Leaving aside the fact that most would suffer a reeking corpse to sail for two months in Hawaii, these men are playing the oldies. "Women have the power to control the world," a "40-year-old male entrepreneur" advises. "They are the ones that determine when to have sex. You need to tell all your girlfriends to go slowly with sex and they will always win."
You don't say. Equally dubious is some of the advice Kelly herself passes on. Sending short, flirty e-mails to suitors throughout the day is a wonderful way to keep in touch — and a wonderful way to get FIRED (Forced Into Re-Evaluating Decision). And though it may be true that it bodes well for your future as a couple when, on a date, the man 1) makes eye contact, 2) leans toward you, 3) smiles often, and 4) dresses nicely, it is important to remember that this is the behavior of sex-seeking (read: all) males everywhere.

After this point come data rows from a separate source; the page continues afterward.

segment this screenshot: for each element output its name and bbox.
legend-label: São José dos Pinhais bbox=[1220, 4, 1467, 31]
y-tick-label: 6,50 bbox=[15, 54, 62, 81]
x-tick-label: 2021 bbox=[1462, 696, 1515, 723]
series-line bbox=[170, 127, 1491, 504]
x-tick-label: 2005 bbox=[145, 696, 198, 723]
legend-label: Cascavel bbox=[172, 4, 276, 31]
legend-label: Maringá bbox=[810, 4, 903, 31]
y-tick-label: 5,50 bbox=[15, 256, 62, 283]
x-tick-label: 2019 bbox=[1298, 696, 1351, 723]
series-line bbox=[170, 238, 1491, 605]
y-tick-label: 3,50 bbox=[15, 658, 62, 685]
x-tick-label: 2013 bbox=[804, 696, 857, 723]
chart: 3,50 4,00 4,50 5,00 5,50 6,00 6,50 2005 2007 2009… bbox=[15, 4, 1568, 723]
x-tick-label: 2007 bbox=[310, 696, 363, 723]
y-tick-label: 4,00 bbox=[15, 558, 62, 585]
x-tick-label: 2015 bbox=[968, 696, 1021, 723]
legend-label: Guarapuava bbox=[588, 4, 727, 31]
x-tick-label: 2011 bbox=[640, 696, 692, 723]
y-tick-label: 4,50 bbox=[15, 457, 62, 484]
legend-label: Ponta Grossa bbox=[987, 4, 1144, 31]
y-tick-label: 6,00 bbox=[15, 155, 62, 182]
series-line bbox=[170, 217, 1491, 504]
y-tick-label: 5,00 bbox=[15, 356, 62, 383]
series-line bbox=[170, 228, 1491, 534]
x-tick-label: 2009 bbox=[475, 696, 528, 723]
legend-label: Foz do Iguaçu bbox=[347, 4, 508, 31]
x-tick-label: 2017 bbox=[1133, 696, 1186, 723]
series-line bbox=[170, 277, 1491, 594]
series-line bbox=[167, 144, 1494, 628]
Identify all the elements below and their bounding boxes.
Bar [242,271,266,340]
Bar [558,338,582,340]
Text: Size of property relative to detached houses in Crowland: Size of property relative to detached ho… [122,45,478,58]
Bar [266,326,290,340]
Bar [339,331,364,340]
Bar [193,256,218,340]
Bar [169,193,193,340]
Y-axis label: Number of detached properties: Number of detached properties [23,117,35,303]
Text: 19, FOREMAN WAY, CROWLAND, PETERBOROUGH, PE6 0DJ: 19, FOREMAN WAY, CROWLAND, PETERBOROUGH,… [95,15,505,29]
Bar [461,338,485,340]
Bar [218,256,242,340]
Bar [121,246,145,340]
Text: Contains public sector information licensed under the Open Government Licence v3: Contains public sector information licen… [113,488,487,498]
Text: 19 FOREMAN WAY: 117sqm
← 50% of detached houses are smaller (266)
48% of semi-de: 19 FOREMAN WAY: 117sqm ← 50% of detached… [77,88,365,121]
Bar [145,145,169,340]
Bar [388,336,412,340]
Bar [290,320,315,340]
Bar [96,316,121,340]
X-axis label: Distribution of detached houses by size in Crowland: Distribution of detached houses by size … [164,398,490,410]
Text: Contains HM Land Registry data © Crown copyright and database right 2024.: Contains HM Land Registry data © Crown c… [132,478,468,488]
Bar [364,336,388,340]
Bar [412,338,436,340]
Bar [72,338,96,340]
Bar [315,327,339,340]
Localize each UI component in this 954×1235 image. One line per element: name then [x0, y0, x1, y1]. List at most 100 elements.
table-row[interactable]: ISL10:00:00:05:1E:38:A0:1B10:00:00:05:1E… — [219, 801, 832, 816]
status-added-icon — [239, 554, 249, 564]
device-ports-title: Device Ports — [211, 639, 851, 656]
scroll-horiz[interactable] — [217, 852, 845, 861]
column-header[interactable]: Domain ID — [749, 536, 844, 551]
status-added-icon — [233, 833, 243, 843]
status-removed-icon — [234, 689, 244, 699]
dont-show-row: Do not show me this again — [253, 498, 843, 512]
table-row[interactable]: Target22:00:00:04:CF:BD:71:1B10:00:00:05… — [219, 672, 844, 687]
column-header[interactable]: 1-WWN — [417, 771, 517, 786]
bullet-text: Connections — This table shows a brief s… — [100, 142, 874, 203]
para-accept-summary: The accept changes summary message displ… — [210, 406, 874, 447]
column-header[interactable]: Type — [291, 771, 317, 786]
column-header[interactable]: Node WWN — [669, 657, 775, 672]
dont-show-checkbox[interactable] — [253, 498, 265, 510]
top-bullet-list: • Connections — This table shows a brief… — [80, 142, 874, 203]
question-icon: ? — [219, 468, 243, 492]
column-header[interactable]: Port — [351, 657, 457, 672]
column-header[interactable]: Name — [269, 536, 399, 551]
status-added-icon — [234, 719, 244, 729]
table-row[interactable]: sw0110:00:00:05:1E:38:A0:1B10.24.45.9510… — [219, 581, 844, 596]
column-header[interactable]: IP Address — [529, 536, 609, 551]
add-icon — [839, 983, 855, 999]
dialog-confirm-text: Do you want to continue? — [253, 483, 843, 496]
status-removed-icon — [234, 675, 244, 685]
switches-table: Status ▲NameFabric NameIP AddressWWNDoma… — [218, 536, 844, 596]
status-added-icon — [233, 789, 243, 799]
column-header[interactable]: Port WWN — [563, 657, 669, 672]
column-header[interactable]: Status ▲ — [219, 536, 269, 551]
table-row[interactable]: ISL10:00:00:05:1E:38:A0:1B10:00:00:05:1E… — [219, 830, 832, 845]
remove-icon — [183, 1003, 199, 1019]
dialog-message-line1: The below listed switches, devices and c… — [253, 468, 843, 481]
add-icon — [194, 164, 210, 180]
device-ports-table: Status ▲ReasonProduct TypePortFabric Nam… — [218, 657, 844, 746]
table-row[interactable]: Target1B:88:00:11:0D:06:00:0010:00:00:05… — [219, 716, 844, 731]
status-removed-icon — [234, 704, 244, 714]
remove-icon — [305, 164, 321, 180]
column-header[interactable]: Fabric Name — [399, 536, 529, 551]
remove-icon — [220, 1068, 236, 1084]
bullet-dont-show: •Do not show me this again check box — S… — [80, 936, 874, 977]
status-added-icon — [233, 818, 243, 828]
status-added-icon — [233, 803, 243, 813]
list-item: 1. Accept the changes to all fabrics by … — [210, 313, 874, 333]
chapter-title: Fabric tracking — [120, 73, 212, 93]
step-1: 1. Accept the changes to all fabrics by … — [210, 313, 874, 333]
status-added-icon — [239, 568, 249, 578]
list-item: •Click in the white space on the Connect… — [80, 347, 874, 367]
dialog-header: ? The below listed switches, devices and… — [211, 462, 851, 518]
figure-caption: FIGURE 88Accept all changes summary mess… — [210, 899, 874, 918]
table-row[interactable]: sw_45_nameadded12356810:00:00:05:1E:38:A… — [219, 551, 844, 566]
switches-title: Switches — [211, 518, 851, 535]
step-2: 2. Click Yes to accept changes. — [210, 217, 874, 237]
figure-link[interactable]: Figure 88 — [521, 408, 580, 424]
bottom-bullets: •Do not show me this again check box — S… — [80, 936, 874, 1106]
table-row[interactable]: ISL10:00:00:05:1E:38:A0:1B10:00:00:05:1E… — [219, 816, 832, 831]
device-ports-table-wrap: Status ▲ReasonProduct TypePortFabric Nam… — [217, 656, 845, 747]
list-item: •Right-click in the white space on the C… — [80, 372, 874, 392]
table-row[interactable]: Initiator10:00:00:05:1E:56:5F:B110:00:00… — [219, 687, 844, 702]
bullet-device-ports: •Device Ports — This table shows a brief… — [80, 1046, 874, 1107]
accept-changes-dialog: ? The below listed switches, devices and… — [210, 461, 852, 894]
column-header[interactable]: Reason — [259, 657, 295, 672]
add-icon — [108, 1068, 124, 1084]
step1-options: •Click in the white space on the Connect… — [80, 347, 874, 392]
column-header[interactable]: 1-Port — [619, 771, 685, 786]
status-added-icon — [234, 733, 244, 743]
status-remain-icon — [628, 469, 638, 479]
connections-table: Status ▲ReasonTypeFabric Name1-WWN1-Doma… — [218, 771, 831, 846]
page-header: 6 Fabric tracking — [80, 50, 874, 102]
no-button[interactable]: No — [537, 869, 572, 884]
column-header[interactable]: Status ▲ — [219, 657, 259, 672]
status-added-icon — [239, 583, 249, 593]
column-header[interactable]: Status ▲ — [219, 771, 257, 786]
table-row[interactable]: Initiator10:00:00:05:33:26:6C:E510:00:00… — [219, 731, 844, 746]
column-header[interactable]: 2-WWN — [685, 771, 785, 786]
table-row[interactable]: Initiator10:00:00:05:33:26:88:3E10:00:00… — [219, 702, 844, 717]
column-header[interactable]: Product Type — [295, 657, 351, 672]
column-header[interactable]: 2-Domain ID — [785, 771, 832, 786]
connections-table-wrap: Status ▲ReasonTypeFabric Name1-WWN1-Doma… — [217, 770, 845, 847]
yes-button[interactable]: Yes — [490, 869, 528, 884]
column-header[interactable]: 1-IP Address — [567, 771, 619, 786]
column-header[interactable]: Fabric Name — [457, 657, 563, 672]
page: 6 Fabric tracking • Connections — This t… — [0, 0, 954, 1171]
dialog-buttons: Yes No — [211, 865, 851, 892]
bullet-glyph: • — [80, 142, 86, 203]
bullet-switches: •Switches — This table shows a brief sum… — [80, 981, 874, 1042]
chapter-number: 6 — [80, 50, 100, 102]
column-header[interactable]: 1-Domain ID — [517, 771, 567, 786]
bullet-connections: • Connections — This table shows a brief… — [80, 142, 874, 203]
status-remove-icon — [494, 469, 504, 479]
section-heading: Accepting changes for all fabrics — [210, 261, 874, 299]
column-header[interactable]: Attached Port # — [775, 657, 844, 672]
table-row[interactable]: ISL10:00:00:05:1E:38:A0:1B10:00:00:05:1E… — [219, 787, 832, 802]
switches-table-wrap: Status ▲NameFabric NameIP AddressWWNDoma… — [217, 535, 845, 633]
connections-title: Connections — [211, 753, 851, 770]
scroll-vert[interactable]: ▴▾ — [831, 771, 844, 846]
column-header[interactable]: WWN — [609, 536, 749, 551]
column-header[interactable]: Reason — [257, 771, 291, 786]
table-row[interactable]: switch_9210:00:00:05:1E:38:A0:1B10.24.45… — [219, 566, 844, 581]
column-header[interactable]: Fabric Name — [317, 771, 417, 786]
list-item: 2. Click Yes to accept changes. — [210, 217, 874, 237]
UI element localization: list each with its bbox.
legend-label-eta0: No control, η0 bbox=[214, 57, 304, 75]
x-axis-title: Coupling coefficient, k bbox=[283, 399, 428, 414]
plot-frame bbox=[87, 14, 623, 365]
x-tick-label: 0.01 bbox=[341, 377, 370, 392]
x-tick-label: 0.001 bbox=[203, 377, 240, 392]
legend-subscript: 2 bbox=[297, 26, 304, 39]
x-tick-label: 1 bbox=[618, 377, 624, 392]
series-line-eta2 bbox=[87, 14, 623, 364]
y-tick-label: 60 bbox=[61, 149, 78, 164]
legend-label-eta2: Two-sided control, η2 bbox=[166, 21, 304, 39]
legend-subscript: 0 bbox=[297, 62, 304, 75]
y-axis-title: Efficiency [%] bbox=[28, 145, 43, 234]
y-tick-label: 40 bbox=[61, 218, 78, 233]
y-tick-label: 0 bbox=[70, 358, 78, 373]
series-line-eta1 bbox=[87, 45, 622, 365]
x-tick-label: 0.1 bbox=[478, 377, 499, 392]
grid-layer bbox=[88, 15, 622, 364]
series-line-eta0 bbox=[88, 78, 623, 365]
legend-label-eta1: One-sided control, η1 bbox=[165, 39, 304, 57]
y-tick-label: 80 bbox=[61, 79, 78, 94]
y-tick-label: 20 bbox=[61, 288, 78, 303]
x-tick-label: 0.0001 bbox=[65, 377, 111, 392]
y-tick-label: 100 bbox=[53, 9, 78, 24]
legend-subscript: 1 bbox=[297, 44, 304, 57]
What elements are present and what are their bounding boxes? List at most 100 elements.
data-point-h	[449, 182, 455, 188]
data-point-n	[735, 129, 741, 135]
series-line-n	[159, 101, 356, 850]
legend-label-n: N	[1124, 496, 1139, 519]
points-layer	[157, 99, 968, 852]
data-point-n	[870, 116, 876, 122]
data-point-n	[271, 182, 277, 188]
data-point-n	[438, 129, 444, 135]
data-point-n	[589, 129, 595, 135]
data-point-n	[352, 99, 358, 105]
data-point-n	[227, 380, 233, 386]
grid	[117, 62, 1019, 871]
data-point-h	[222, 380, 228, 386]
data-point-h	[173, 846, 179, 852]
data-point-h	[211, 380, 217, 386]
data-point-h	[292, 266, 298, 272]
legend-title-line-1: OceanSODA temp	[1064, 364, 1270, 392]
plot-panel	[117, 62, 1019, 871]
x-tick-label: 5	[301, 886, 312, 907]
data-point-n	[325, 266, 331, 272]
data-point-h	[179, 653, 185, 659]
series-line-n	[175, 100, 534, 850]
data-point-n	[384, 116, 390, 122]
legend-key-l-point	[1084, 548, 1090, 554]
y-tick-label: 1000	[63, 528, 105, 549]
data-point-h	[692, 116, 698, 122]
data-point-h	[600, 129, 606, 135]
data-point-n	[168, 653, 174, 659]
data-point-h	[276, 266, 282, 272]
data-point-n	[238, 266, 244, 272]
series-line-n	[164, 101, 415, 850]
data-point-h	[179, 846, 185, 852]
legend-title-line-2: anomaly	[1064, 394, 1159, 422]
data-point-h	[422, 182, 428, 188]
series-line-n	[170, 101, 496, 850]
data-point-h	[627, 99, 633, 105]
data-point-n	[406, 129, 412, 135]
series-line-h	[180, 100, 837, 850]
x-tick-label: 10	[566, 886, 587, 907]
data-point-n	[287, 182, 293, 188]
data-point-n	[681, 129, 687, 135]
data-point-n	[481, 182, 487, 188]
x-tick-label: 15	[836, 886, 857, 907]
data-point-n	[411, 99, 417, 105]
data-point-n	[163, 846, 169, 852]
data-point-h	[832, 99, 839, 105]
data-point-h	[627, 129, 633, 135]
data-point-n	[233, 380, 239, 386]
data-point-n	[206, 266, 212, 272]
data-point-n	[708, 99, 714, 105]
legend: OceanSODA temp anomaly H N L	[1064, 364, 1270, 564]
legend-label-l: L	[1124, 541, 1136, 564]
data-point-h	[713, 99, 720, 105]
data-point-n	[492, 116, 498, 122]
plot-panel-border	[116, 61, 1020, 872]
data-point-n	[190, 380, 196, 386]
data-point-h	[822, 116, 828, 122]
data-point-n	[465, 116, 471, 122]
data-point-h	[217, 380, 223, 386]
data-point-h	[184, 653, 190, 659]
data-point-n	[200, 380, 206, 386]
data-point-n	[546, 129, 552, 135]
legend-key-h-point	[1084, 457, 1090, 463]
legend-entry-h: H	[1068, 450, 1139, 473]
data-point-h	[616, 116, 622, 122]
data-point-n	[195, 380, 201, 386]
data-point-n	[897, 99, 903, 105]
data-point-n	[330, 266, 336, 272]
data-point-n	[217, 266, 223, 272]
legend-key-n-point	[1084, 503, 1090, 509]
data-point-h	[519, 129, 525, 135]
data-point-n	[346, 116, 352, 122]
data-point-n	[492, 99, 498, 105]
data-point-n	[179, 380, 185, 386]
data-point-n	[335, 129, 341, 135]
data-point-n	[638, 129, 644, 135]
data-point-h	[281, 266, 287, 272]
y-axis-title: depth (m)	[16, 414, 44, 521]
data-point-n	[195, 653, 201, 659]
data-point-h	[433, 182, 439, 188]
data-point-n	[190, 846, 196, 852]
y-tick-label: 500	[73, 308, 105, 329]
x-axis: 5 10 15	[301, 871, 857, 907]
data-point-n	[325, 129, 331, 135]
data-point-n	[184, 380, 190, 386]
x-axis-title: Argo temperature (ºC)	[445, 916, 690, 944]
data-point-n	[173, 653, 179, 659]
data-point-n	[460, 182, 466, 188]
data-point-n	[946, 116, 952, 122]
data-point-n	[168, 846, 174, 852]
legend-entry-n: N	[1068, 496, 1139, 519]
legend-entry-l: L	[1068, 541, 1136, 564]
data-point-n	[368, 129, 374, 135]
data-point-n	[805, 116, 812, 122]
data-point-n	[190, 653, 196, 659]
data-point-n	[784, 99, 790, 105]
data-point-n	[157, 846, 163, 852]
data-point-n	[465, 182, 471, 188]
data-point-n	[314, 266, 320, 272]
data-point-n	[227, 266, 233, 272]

As the sheer instruction mounts (in addition to the daunting pile of codes, worksheets, and strategies, Kelly stresses that dating should be time-effective, goal-oriented, and, most gruelingly, "fun") the advice goes from dubious to dimwitted. When she instructs women on how to set up a profile on an online dating service, I am receptive. When she uses a bulleted list (seven points!) for how to set up a lunch date, I must register a formal objection. By the time she's gotten around to telling us about the miraculous advent of cell phones and calling cards, I wonder — is this book for women who have only lived among wolves?
Kelly addresses some of these concerns in her forthcoming book, due out later this spring.
"In the new version I stress being natural, relaxed — don't walk into your first date with a worksheet, etc.," Kelly says. "There's also a lot more about listening — how if you just listen to what men are saying, they'll answer a lot of the questions you have without you even having to ask."
Some examples? "Well, if a guy says he took his mother out to dinner on Valentine's Day, you know he has a good relationship with his mother. But if he says he's going out with his friends for dinner and he wants to meet you later, then he can't be very interested: He doesn't want you to meet his friends."
I say anyone dating a guy who takes his mom out on Valentine's Day gets what she deserves, but Kelly's success isn't easily dismissed. She's already got a couple of marriages to her work's credit, a number of "serious relationships," and will be featured in an upcoming issue of Glamour.
While approaches to finding a man may have changed, it seems men themselves haven't. Judging by Kelly's dating experiences, the men of the book's anecdotes still make up a familiar trifecta: NT, DT, FOS (Not Talkers, Dirty Talkers, Full of Shit). Kelly advises us to massage (conversationally) the first and to ditch the second. But women have always known to draw out a grunter and dump Mr. "Nice tits." It's the third guy — Kelly uses the more demure "Full of Stuff" — who poses the special problem.
And it's this guy who consistently glides under Kelly's radar. By the end of the book, she's still astonished when one FOS drops her with no explanation. "Do you think he disappeared because I said 'No' when he asked me to take a shower with him on the third date?" Kelly asks huffily. Um, yeah.
The final test might be how the creator's methods worked in her own life. Currently, Kelly is dating three "Mr. Right Candidates" ("Let's say no," she replies, when I ask if they know about one another). However, she still hasn't put a ring back on her finger. "Until I hear from one of them, 'I want to be with you and only you,'" she says, "I have to stay open to other men."
It seems that even interrogations that would terrify the most jaded spy ("Why aren't you married?" she advises asking old bachelors) can leave a girl still hoping. But perhaps all this corporate "processing" has outlived its usefulness. In these difficult times, I propose we take a leaf from Dubya and just start bombing men into submission.
TOO (Target of Opportunity) has a nice ring to it — doesn't it, girls?